New Miami mayor-elect wants to settle the years-long speed camera case

Credit: DaytonDailyNews

New Miami mayor-elect Stephanie Chandler wants the village to settle the 5-year-old, $3 million-plus speed camera case and “stop spending taxpayer money on attorney fees.”

Chandler won the mayoral post by a 63 to 37 percent margin last week, ousting incumbent Bob Henley.

New Miami was sued by a large group of people who were fined by the village’s speed camera program that was later ruled unconstitutional. A judge recently ruled the speeders were owed $3.4 million.

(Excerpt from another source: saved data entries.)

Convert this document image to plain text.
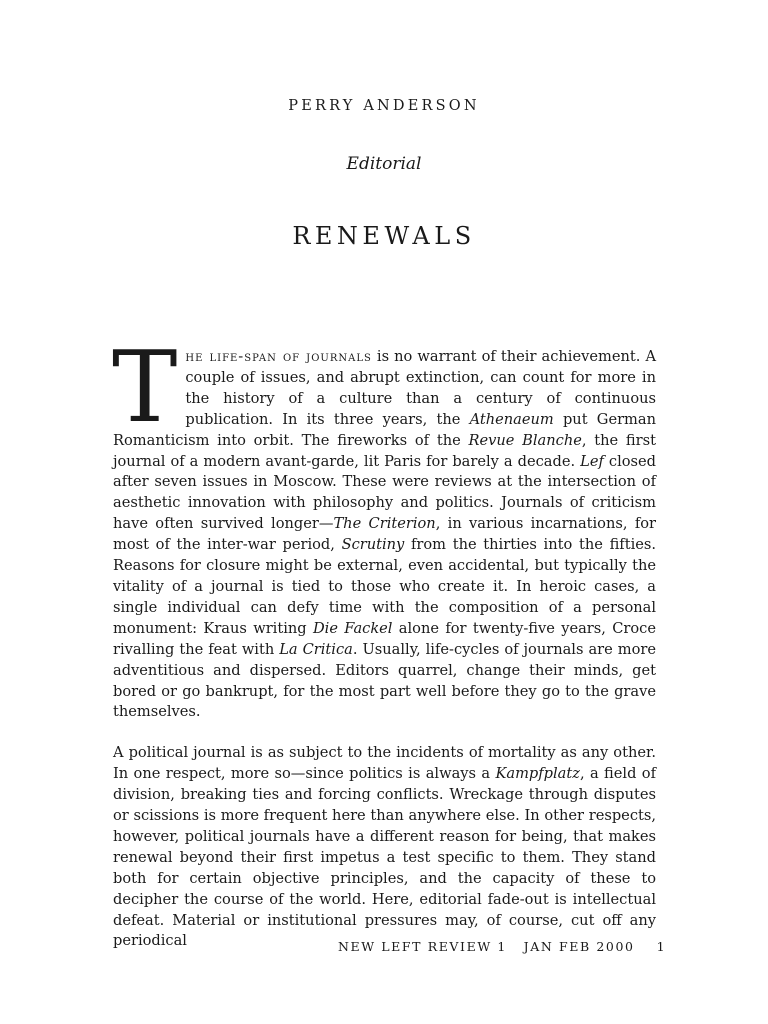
PERRY ANDERSON
Editorial
RENEWALS

The life-span of journals is no warrant of their achievement. A couple of issues, and abrupt extinction, can count for more in the history of a culture than a century of continuous publication. In its three years, the Athenaeum put German Romanticism into orbit. The fireworks of the Revue Blanche, the first journal of a modern avant-garde, lit Paris for barely a decade. Lef closed after seven issues in Moscow. These were reviews at the intersection of aesthetic innovation with philosophy and politics. Journals of criticism have often survived longer—The Criterion, in various incarnations, for most of the inter-war period, Scrutiny from the thirties into the fifties. Reasons for closure might be external, even accidental, but typically the vitality of a journal is tied to those who create it. In heroic cases, a single individual can defy time with the composition of a personal monument: Kraus writing Die Fackel alone for twenty-five years, Croce rivalling the feat with La Critica. Usually, life-cycles of journals are more adventitious and dispersed. Editors quarrel, change their minds, get bored or go bankrupt, for the most part well before they go to the grave themselves.

A political journal is as subject to the incidents of mortality as any other. In one respect, more so—since politics is always a Kampfplatz, a field of division, breaking ties and forcing conflicts. Wreckage through disputes or scissions is more frequent here than anywhere else. In other respects, however, political journals have a different reason for being, that makes renewal beyond their first impetus a test specific to them. They stand both for certain objective principles, and the capacity of these to decipher the course of the world. Here, editorial fade-out is intellectual defeat. Material or institutional pressures may, of course, cut off any periodical	NEW LEFT REVIEW 1 JAN FEB 2000 1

In her response to questions from this news organization for an interactive voters guide before the election, she said the case needs to end.

“I believe the Village should not continue to spend money fighting the speed camera lawsuits,” she wrote. “The Village should settle and stop spending tax payer money on attorney fees.”

RELATED: New Miami: Village only owes speeders $10K, not $3.4M

Henley did not answer the question about speed cameras.

She told the Journal-News she can’t comment further until she has a chance to talk to Village Solicitor Dennis Adams and the attorneys handling the case. But she hopes once she takes office in January she can convince the council to drop the protracted fight that has cost village taxpayers more than $360,000 in attorneys’ fees.

She won’t have a vote on council but said she hopes to convince council to settle the case.

New Miami is also waiting to hear if Butler County Common Pleas Court Judge Greg Howard will issue a temporary restraining order and permanent injunction, banning new, punitive state laws that have shuttered the village’s speed camera program.

“I personally don’t like the cameras, the council voted to use them but I don’t see the benefit for the purposes of safety,” she said. “If that is their intended purpose I don’t see how it makes anything any safer, other than a warning to people that there’s traffic cameras ahead, slow down, but speed limit signs do the same thing.”